VISTA™ – Reproductive Health

BGI VISTA™ Carrier Screening

Most people do not know they are a carrier for an inherited genetic disease until they have a child with the disease. The Vista™ Carrier Screening detects 11,000 mutations across 161 genes, for more than 169 genetic disorders.

BGI VISTA™ Carrier Screening can be ordered before or during pregnancy and is ideally suited for couples who want to learn about their genetic status, so that they can make more informed reproductive decisions.

BGI VISTA™ Carrier Screening covers most common disease such as:

  • Duchenne Muscular Dystrophy – the most common form of muscular dystrophy affecting children.
  • Wilson disease – Worldwide 1 in 30,000 people have Wilson disease.
  • Cystic fibrosis – one of the most common deadly inherited disorder among Caucasians.
  • Spinal Muscular Atrophy – 1 in 50 people found to be a carrier of this disease.
  • Glycogen Storage Disease – The most comprehensive coverage for all types of pomp disease in the market.

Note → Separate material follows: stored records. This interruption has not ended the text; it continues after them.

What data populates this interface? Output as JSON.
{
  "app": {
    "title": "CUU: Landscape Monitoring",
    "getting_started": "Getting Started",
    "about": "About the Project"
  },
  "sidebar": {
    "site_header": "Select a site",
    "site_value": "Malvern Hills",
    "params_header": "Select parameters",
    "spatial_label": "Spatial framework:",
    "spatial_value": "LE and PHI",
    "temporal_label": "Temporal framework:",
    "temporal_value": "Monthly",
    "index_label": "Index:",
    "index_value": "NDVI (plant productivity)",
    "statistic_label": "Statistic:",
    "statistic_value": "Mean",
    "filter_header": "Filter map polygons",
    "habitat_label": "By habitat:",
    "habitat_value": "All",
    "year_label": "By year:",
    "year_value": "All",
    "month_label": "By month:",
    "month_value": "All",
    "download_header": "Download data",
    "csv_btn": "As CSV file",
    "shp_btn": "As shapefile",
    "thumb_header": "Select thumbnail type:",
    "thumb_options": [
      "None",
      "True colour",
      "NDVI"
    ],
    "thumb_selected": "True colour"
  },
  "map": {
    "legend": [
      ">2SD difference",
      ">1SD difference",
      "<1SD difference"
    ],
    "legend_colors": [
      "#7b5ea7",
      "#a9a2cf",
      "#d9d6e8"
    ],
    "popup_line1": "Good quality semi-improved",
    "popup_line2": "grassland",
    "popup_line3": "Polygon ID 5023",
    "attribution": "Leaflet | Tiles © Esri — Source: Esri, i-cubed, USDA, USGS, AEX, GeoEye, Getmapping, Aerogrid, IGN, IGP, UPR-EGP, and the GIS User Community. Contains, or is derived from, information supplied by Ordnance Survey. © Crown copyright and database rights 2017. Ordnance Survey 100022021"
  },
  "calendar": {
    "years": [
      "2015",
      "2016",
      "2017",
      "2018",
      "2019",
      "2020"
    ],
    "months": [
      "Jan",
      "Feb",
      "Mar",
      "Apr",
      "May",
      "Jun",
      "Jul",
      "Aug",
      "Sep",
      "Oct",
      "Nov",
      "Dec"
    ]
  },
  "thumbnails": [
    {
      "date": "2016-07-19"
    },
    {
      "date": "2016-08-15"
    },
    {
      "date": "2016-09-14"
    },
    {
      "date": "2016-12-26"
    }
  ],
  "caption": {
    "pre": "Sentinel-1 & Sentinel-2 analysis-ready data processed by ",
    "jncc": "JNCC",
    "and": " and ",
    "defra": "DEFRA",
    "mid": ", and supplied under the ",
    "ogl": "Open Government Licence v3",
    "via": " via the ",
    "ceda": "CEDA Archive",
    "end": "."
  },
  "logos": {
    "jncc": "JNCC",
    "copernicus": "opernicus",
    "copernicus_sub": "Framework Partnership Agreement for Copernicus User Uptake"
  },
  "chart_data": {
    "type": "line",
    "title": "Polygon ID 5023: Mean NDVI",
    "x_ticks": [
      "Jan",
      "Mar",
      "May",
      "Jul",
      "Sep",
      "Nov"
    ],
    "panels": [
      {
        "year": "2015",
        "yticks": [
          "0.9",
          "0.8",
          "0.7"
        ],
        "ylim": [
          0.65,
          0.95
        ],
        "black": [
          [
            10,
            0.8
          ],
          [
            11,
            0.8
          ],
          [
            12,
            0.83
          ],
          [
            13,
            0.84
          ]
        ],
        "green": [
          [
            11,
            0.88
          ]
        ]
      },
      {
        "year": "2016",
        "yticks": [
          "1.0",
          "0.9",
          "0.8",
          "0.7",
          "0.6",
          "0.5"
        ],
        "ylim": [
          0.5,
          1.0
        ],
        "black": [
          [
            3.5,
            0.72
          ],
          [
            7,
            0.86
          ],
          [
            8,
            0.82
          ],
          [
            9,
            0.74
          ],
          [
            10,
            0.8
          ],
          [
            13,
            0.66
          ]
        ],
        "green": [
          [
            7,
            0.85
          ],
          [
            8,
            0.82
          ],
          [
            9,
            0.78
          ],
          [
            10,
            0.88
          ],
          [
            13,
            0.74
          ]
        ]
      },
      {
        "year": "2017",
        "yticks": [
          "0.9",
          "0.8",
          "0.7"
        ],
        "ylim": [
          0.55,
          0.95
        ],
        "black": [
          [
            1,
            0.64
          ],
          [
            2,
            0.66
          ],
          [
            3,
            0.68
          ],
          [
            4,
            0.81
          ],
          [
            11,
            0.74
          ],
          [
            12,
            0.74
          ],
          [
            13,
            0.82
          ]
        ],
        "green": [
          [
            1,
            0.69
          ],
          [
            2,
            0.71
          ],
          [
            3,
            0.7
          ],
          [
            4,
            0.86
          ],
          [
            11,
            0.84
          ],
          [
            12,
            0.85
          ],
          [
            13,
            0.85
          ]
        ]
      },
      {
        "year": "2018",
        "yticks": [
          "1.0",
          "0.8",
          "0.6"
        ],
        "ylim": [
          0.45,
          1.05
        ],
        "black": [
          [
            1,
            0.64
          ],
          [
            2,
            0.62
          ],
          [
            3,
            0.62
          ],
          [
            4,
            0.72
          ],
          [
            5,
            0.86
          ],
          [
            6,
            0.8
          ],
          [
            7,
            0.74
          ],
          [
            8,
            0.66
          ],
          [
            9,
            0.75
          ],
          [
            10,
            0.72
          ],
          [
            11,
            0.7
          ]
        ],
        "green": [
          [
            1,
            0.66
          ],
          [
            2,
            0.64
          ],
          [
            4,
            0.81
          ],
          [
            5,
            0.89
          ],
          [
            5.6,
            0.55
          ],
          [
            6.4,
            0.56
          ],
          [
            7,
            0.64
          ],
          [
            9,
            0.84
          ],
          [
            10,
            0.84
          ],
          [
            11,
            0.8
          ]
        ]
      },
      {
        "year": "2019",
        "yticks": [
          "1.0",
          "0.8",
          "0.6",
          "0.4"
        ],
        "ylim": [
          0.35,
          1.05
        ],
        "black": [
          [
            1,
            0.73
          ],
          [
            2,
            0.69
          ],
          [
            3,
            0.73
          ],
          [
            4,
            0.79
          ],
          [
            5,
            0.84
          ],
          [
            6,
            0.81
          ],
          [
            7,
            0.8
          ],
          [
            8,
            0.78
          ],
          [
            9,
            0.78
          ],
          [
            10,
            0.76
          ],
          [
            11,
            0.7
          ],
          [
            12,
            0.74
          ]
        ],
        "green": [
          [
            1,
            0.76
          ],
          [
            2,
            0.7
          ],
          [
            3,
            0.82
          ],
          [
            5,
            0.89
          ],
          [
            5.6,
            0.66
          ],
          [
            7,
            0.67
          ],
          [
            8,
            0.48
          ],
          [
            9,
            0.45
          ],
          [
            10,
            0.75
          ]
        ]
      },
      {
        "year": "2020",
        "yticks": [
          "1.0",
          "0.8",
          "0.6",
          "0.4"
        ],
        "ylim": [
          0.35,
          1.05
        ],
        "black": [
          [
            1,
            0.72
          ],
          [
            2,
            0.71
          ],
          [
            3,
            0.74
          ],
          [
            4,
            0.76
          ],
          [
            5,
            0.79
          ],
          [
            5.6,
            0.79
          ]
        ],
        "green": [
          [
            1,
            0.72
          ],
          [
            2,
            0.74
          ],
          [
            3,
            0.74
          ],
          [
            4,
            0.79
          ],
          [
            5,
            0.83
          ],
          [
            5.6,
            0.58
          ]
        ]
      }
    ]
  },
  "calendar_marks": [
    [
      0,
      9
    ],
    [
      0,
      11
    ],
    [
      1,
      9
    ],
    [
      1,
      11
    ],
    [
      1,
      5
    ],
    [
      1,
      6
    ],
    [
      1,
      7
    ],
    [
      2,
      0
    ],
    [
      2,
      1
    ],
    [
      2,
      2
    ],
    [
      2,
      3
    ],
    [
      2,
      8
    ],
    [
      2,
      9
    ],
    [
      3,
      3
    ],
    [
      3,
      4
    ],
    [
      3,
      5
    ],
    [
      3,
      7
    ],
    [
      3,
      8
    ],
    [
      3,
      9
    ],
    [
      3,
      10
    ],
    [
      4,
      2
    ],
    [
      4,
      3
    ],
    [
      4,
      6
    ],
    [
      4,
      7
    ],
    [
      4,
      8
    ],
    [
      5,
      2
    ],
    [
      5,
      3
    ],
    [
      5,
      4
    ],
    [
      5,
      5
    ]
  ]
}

BGI VISTA™ Chromosome Sequencing

BGI VISTA™ Chromosome Sequencing uses NGS-based low coverage whole genome sequencing (WGS) to help detect chromosome abnormalities before or during pregnancy. Testing can be performed on a variety of different sample types.

BGI VISTA™ Chromosome Sequencing is especially suitable for:

  • Individuals or couples who want to confirm the high-risk screening test results, such as Maternal Serum Screening (MSS) or Non-invasive Prenatal Testing (NIPT)
  • Individuals or couples who have suffered from repeated miscarriage or who have had a child who suffers from a genetic condition
  • Individuals or couples who have had abnormal ultrasonography results, but with negative CGH, SNP results
  • Anyone suspected of belonging to a population which is at higher risk of chromosomal abnormality or patients who want to understand if a chromosome abnormality was a factor in a miscarriage

BGI VISTA™ PGT-A

Preimplantation genetic testing – Aneuploidy (PGT-A) evaluates embryos for extra or missing chromosomes. PGS is an option for any in vitro fertilization (IVF) patient.

BGI VISTA™ PGT-A is used in conjunction with an IVF cycle. Embryos remain on-site at the patient’s IVF center. Cells are removed from an embryo and sent to BGI for genetic analysis.

BGI VISTA™ PGT-A can improve the chance of a successful pregnancy while reducing the chance of miscarriage or of having a child with a chromosome condition.

Any Individual or couple undergoing IVF should consider BGI VISTA™ PGT-A, especially those with the following indications:

  • Advanced maternal age (AMA);
  • Individuals/couples who have suffered repeated implantation failure (RIF);
  • Individuals/couples who have suffered repeated miscarriage (RM);
  • Severe male factor infertility;
  • Individuals/couples who are carriers of chromosomal abnormalities or have given birth to a child with chromosomal abnormalities.